Research Scientist at Adobe Research

 

vendredi 24 février 2023, 10:30-12:00 ESTSalle 3195


Pavillon André-Aisenstadt, Université de Montréal, 2920 Chemin de la Tour

 

Abstract: In this talk I will discuss my recent efforts in developing techniques for AI-driven shape mapping, i.e., enabling AI frameworks to manipulate, modify, and retarget 3D geometry. This task has the potential to automate many critical applications that involve 3D shapes, such as 3D design, medical imaging, video-to-3D, and physical simulation, to name a few. However, achieving AI-driven mapping capabilities is a highly-intricate problem, due to the inherent difficulties in applying deep-learning techniques to 3D geometry.
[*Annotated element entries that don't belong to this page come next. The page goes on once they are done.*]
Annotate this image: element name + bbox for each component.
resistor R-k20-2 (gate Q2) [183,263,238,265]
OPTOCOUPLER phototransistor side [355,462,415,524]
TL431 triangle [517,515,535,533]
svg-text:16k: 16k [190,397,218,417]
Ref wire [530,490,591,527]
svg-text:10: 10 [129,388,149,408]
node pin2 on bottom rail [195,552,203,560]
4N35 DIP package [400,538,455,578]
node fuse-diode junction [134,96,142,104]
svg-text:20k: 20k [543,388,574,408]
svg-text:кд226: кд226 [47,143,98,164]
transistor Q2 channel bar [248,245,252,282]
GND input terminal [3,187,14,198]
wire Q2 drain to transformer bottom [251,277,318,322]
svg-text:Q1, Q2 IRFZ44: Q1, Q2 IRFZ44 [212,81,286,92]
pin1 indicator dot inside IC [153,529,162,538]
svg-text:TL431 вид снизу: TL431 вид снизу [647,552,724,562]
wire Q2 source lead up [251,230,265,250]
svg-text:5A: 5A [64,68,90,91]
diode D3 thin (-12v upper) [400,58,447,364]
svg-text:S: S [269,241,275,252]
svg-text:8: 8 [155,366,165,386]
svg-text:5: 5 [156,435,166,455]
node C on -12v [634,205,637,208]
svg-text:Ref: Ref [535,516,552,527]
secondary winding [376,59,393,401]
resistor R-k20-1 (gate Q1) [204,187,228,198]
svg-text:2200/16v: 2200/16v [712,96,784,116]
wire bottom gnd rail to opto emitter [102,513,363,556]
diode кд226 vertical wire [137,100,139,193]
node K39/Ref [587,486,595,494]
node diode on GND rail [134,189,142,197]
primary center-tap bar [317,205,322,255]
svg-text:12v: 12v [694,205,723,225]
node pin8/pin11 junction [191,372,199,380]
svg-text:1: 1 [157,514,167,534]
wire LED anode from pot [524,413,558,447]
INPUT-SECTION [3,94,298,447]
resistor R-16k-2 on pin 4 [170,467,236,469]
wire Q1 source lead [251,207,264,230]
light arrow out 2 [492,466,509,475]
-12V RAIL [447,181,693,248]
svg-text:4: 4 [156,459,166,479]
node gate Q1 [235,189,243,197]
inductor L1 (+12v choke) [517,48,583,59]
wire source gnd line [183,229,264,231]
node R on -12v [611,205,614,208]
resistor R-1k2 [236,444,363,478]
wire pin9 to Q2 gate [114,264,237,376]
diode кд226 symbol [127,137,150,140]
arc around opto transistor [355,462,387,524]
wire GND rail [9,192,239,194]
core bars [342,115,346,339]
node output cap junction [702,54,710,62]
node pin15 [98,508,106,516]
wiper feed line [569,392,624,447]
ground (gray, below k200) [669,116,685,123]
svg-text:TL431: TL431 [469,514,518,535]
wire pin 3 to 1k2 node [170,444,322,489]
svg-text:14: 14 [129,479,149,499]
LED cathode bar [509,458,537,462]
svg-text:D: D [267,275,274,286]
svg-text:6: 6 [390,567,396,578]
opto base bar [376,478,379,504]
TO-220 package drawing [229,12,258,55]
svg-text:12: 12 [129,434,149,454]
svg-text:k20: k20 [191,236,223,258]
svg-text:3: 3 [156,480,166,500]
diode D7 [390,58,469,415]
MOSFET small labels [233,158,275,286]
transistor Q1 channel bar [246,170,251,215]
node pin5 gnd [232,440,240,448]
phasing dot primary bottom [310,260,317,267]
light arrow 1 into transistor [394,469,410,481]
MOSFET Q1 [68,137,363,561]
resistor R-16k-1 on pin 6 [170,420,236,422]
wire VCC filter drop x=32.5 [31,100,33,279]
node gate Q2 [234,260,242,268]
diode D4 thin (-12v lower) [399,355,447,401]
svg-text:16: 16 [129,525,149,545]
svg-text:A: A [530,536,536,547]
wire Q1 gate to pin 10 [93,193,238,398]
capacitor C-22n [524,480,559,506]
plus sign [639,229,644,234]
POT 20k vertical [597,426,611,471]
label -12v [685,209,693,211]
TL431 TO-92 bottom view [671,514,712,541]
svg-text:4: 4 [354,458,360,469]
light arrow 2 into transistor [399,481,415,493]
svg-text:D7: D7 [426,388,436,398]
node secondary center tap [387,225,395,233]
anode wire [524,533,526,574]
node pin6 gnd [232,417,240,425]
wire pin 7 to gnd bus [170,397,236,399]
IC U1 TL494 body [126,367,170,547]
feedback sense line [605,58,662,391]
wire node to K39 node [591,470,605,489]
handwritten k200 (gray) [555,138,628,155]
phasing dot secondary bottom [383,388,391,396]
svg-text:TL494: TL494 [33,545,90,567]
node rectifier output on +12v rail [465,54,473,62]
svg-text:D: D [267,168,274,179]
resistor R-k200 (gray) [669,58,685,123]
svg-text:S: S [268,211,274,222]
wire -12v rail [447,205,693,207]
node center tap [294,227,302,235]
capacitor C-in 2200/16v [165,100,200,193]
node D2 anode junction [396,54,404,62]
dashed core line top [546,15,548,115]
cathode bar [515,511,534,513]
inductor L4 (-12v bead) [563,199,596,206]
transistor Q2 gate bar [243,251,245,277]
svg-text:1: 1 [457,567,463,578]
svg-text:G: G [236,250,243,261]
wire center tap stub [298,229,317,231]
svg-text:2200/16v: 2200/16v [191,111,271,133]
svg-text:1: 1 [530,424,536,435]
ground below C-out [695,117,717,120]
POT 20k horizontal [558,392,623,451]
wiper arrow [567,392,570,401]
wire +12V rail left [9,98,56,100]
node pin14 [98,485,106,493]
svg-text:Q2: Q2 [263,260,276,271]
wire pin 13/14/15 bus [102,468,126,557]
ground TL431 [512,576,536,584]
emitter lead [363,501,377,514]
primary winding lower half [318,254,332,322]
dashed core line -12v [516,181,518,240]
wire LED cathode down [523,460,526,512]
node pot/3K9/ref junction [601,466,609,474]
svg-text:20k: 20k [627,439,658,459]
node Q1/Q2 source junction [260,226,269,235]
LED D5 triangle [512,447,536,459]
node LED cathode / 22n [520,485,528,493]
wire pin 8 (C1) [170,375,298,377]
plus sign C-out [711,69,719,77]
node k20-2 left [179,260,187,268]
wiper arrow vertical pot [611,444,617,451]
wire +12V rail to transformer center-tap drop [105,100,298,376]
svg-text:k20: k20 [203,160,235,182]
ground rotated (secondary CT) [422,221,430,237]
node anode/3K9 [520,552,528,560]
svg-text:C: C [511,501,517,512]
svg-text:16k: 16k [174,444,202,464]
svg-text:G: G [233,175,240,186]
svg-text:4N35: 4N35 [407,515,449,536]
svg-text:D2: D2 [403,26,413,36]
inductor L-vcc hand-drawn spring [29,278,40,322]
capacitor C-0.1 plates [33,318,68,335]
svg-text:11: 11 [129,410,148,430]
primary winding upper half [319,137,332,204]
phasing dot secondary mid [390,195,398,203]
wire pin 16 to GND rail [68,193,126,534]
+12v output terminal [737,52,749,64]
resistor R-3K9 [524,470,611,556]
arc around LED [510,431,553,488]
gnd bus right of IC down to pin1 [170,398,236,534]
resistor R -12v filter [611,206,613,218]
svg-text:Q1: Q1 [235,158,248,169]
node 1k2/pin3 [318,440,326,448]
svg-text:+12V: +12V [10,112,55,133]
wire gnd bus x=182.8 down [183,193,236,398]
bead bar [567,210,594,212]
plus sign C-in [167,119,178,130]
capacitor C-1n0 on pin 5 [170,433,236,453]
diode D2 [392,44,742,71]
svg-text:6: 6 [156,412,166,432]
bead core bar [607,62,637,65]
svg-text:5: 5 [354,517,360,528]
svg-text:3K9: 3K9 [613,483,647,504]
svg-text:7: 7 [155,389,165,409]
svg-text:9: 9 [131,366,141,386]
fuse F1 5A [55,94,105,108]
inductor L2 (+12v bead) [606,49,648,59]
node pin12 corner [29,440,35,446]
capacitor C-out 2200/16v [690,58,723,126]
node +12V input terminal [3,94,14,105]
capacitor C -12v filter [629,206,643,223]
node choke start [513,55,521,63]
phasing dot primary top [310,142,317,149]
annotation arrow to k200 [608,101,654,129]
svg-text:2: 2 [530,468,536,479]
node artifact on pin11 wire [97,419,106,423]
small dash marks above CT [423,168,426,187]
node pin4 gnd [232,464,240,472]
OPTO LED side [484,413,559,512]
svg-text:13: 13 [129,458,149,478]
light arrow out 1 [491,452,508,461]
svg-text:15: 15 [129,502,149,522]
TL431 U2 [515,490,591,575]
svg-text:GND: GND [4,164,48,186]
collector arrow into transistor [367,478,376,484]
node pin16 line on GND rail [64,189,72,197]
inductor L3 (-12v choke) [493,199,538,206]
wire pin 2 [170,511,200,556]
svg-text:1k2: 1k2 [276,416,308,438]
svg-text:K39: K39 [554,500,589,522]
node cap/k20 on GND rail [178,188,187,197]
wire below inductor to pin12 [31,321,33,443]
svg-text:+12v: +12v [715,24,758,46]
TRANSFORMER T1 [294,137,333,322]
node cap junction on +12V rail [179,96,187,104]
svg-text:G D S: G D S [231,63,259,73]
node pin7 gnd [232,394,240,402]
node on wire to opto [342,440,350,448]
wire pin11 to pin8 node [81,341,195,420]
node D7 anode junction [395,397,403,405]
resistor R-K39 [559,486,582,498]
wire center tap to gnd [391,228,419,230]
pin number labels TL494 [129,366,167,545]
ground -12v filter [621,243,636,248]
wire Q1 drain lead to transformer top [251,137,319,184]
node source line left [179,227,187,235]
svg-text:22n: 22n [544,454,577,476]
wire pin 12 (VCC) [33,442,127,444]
This difficulty has been, to a significant degree, overcome by one of my latest works, which provides a fundamental, versatile framework for AI-driven mapping of shapes through neural jacobian fields. This will be the focal point of my talk, along with a complementary work which tackles the more specific (and restrictive) setting of computing surface-to-surface mappings.


Bio: Noam Aigerman is a Research Scientist at Adobe Research, focusing on fundamental research at the intersection of geometry processing, numerical optimization, and machine learning. He joined Adobe after completing his PhD at the Weizmann Institute of Science, under the supervision of Prof. Yaron Lipman.